All considered, and this is The Men “toned down.” Granted, there’s not as much as fuzz as on the preceding albums, but they still know how to kick a door open with their power, even if it is in the form of the injected late night swagger of “Country Song,” or the deadpan lawyer-like personality of Perro on “Oscillation” as the other band members gracefully spiral upwards. Full of expertly infused moments of genre bending and excitement, Open Your Heart is a shining example of why The Men are so important, not just on the punk scene, but on the New York scene, if not a whole further afield.

Ray Finlayson


113

Sharon Van Etten

Tramp

[Jagjaguwar; 2012]

Even though Sharon Van Etten goes from strength to strength with each release, her output still feels understated. This is odd, especially since her latest album is her expanding out more than she has. From the beginning jangle of “Warsaw,” she sounds like she’s rattling off the chains of a past life, and from there she breathes deeper and reaches higher than before. Granted, the help of Aaron Dessner on production and the likes of Zach Condon and Julianna Barwick as collaborators is something of an essential aid on Tramp, but if you look beyond the additional arrangements and fine-tuned production, you see can visibly see Van Etten growing and becoming her own force.
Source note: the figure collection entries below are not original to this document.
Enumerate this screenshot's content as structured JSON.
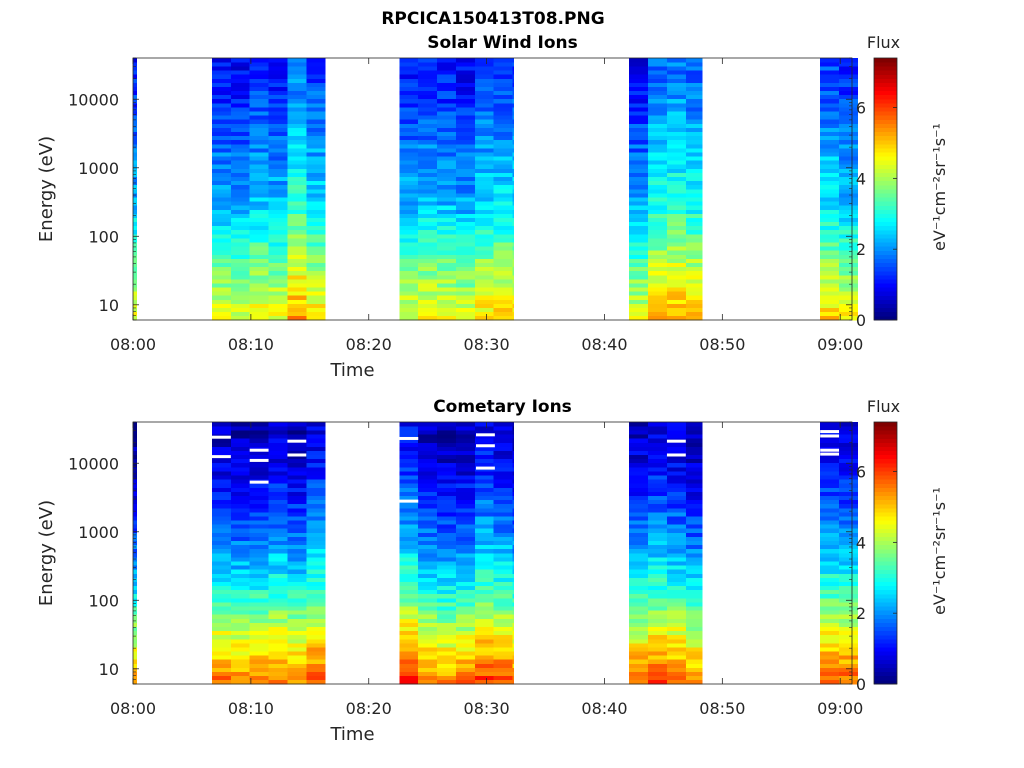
{
  "figure": {
    "title": "RPCICA150413T08.PNG"
  },
  "colorbar": {
    "label": "Flux",
    "unit": "eV⁻¹cm⁻²sr⁻¹s⁻¹",
    "colormap": "jet",
    "range": [
      0,
      7.4
    ],
    "ticks": [
      0,
      2,
      4,
      6
    ]
  },
  "chart_data": [
    {
      "type": "heatmap",
      "title": "Solar Wind Ions",
      "xlabel": "Time",
      "ylabel": "Energy (eV)",
      "yscale": "log",
      "ylim": [
        6,
        40000
      ],
      "xlim": [
        "08:00",
        "09:01"
      ],
      "xticks": [
        "08:00",
        "08:10",
        "08:20",
        "08:30",
        "08:40",
        "08:50",
        "09:00"
      ],
      "yticks": [
        10,
        100,
        1000,
        10000
      ],
      "coverage_minutes": [
        [
          0,
          0.3
        ],
        [
          6.7,
          16.3
        ],
        [
          22.6,
          32.3
        ],
        [
          42.1,
          48.3
        ],
        [
          58.3,
          61.5
        ]
      ],
      "profile": [
        {
          "energy": 40000,
          "flux": 1.3
        },
        {
          "energy": 10000,
          "flux": 1.6
        },
        {
          "energy": 1000,
          "flux": 2.3
        },
        {
          "energy": 300,
          "flux": 2.6
        },
        {
          "energy": 100,
          "flux": 3.2
        },
        {
          "energy": 30,
          "flux": 4.0
        },
        {
          "energy": 6,
          "flux": 4.9
        }
      ],
      "voids": []
    },
    {
      "type": "heatmap",
      "title": "Cometary Ions",
      "xlabel": "Time",
      "ylabel": "Energy (eV)",
      "yscale": "log",
      "ylim": [
        6,
        40000
      ],
      "xlim": [
        "08:00",
        "09:01"
      ],
      "xticks": [
        "08:00",
        "08:10",
        "08:20",
        "08:30",
        "08:40",
        "08:50",
        "09:00"
      ],
      "yticks": [
        10,
        100,
        1000,
        10000
      ],
      "coverage_minutes": [
        [
          0,
          0.3
        ],
        [
          6.7,
          16.3
        ],
        [
          22.6,
          32.3
        ],
        [
          42.1,
          48.3
        ],
        [
          58.3,
          61.5
        ]
      ],
      "profile": [
        {
          "energy": 40000,
          "flux": 0.5
        },
        {
          "energy": 10000,
          "flux": 0.8
        },
        {
          "energy": 3000,
          "flux": 1.3
        },
        {
          "energy": 1000,
          "flux": 1.8
        },
        {
          "energy": 300,
          "flux": 2.5
        },
        {
          "energy": 100,
          "flux": 3.3
        },
        {
          "energy": 30,
          "flux": 4.5
        },
        {
          "energy": 6,
          "flux": 5.8
        }
      ],
      "voids": [
        {
          "t0": 6.7,
          "t1": 8.3,
          "energy": 24000
        },
        {
          "t0": 6.7,
          "t1": 8.3,
          "energy": 12500
        },
        {
          "t0": 9.9,
          "t1": 11.5,
          "energy": 15500
        },
        {
          "t0": 9.9,
          "t1": 11.5,
          "energy": 11000
        },
        {
          "t0": 9.9,
          "t1": 11.5,
          "energy": 5300
        },
        {
          "t0": 13.1,
          "t1": 14.7,
          "energy": 21000
        },
        {
          "t0": 13.1,
          "t1": 14.7,
          "energy": 13200
        },
        {
          "t0": 22.6,
          "t1": 24.2,
          "energy": 23000
        },
        {
          "t0": 22.6,
          "t1": 24.2,
          "energy": 2800
        },
        {
          "t0": 29.1,
          "t1": 30.7,
          "energy": 26000
        },
        {
          "t0": 29.1,
          "t1": 30.7,
          "energy": 18000
        },
        {
          "t0": 29.1,
          "t1": 30.7,
          "energy": 8500
        },
        {
          "t0": 45.3,
          "t1": 46.9,
          "energy": 21000
        },
        {
          "t0": 45.3,
          "t1": 46.9,
          "energy": 13200
        },
        {
          "t0": 58.3,
          "t1": 59.9,
          "energy": 29000
        },
        {
          "t0": 58.3,
          "t1": 59.9,
          "energy": 25000
        },
        {
          "t0": 58.3,
          "t1": 59.9,
          "energy": 15500
        },
        {
          "t0": 58.3,
          "t1": 59.9,
          "energy": 13600
        }
      ]
    }
  ]
}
The bitterness in “Serpents”; the breeziness of “We Are Fine”; the realization that “You’ve got to lose sometimes”; and even the lurch of “In Line” all reveal someone more assured not just in herself, but in her music.

Ray Finlayson


112

Mos Def

The Ecstatic

[Downtown; 2009]

The Ecstatic was a total surprise – a release by an artist many, including myself, had all but written off. After a stellar debut and equally stellar album-length collaboration with Talib Kweli, Mos Def’s career took quite the nose-dive. The New Danger was interesting but ultimately more promising in idea than execution, and True Magic – the album that preceded The Ecstatic, was a toss off both in content and method of release – no artwork, no promotion, no substance. Mos Def had transitioned from the king of conscious hip-hop into an artist seemingly more concerned with his acting than his rap career. Who knew The Ecstatic, out of nowhere, would not only re-establish Mos Def as one of the premiere rap artists of our time, but also end up being his greatest artistic achievement thus far.

It’s rare for a rap album to have cohesion from a production standpoint, even rarer still when an album features such a long list of producers. But somehow, despite The Ecstatic having a musical identity that pulls from a world-spanning number of different genre influences, it manages to flow beautifully from track to track. And most importantly, the MC at the center of it all holds his own against the impressive and often larger-than-life production. Mos Def has never sounded as urgent or energized as he does on The Ecstatic, and it results in the rare type of hip-hop record that features a singularity in vision both musically and lyrically.

Cole Zercoe


111

Spiritualized

Sweet Heart Sweet Light

[Fat Possum; 2012]

Tales of journeys through hell, rarely spend time on the reconciliation afterwards. After Jason Pierce’s harrowing health scares came to a close post-Songs in A&E, all of his recorded material has spent time in that delirious afterglow. Gospel choirs and krautrock collide on Sweet Heart Sweet Light in glorious uplift, smearing buzzy guitars and wholesome “la-la” over taut motorik beats. With Spiritualized, Pierce’s work had run the gamut from spaced out psychedelia to tortured Brit-pop, but Sweet Heart Sweet Light covers all of those styles and turn them into something uniquely warm and heaven-gazing. When you make it through hell, you’ve earned the right to celebrate it. If Pierce could manage to do so for a couple of albums more he’ll have carved out a nice little optimist-rock niche. So far Sweet Heart is the best of that bunch.